Years later, the Steinbecks would return to Ireland as guests of the director John Huston at St. Clerans, his estate in Galway. They wandered through the countryside. “The west country isn’t left behind — it’s rather as though it ran concurrently but in a nonparallel time,” Steinbeck wrote in a letter in 1965. “I feel that I would like to go back there. It has a haunting kind of recognition.”
Beyond the clear lines of genealogy, the hard facts of trips, there is the sensibility of a man who cherished the land, saw magic in places, and gazed without blinking at the brutality that closes the circle of farm life — much like Seamus Heaney, another son of Derry.

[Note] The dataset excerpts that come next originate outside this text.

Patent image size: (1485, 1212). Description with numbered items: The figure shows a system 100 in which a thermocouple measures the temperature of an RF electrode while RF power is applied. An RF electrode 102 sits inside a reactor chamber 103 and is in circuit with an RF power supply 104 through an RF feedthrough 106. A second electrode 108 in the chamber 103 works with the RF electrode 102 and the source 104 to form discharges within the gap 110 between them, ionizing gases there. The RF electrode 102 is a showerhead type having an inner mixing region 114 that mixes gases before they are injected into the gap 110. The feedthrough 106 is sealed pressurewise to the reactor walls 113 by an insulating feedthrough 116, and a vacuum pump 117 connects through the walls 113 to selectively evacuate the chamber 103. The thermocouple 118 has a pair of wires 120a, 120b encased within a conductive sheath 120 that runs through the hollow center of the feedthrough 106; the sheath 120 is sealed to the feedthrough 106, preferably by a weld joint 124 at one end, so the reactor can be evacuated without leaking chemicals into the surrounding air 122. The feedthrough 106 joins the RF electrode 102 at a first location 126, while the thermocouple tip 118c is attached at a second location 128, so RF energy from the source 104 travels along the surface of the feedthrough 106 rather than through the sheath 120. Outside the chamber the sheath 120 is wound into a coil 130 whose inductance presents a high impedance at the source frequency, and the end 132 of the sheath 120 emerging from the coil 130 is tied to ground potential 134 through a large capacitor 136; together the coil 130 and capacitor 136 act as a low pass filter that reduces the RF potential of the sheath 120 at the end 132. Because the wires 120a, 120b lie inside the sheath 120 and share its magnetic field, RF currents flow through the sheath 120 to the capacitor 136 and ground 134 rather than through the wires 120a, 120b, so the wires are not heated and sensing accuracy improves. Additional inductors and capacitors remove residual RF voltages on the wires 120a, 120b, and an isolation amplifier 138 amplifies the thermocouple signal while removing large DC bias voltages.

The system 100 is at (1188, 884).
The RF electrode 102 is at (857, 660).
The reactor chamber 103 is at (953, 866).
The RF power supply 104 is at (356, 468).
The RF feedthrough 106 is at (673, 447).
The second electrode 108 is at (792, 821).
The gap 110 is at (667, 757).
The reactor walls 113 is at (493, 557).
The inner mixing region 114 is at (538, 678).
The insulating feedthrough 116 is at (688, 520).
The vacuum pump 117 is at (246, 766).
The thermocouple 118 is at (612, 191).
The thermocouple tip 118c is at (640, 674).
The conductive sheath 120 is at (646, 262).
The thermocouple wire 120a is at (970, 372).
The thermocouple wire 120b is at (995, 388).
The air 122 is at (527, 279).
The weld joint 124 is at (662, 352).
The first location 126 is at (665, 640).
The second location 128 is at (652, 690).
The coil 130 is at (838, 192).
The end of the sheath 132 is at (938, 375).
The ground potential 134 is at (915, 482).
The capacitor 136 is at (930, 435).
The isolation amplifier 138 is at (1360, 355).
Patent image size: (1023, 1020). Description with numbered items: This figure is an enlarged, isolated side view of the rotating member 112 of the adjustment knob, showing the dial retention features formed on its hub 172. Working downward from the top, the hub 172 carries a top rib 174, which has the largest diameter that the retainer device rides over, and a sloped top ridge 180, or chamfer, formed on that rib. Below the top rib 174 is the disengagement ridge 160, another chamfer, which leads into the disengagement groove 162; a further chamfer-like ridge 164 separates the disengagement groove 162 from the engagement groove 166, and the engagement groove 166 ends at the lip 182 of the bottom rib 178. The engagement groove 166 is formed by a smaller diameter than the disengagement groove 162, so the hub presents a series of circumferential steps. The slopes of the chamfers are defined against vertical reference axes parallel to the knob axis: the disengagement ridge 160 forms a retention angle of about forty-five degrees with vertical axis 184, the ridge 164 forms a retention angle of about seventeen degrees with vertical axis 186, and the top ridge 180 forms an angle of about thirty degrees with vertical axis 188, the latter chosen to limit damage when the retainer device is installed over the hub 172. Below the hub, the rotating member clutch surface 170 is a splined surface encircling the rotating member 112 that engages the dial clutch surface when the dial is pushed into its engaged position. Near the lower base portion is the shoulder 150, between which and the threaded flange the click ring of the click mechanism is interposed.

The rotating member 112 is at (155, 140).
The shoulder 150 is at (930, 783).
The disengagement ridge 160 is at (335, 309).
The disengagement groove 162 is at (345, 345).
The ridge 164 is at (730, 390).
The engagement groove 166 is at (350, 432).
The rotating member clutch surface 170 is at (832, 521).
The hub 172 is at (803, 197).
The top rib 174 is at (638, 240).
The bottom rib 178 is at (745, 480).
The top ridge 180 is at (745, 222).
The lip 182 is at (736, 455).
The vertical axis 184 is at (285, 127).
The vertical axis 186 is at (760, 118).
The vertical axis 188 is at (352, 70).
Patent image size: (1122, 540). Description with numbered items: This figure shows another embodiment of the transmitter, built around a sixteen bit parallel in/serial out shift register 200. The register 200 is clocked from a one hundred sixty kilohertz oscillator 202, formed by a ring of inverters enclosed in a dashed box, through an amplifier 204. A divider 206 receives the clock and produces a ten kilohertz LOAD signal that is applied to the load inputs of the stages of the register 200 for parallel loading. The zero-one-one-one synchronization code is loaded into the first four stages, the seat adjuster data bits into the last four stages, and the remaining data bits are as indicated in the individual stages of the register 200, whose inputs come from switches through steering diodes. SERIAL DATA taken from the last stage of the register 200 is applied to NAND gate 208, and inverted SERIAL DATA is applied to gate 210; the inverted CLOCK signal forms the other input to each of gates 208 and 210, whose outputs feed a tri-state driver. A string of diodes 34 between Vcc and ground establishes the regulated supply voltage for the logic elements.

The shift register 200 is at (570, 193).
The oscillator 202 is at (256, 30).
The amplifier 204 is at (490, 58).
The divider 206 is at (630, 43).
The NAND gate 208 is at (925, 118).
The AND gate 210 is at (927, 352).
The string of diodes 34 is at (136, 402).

Heaney writes: “Running water never disappoints.”
And so it is for the young boy in “The Red Pony,” the first great story by Steinbeck, set on the dry, dusty ranch of the Hamiltons, half a world away from Derry: “Jody traveled often to the brush line behind the house. A rusty iron pipe ran a thin stream of spring water into an old green tub. Where the water spilled over and sank into the ground there was a patch of perpetually green grass. Even when the hills were brown and baked in the summer that little patch was green. The water whined softly into the trough all the year round.”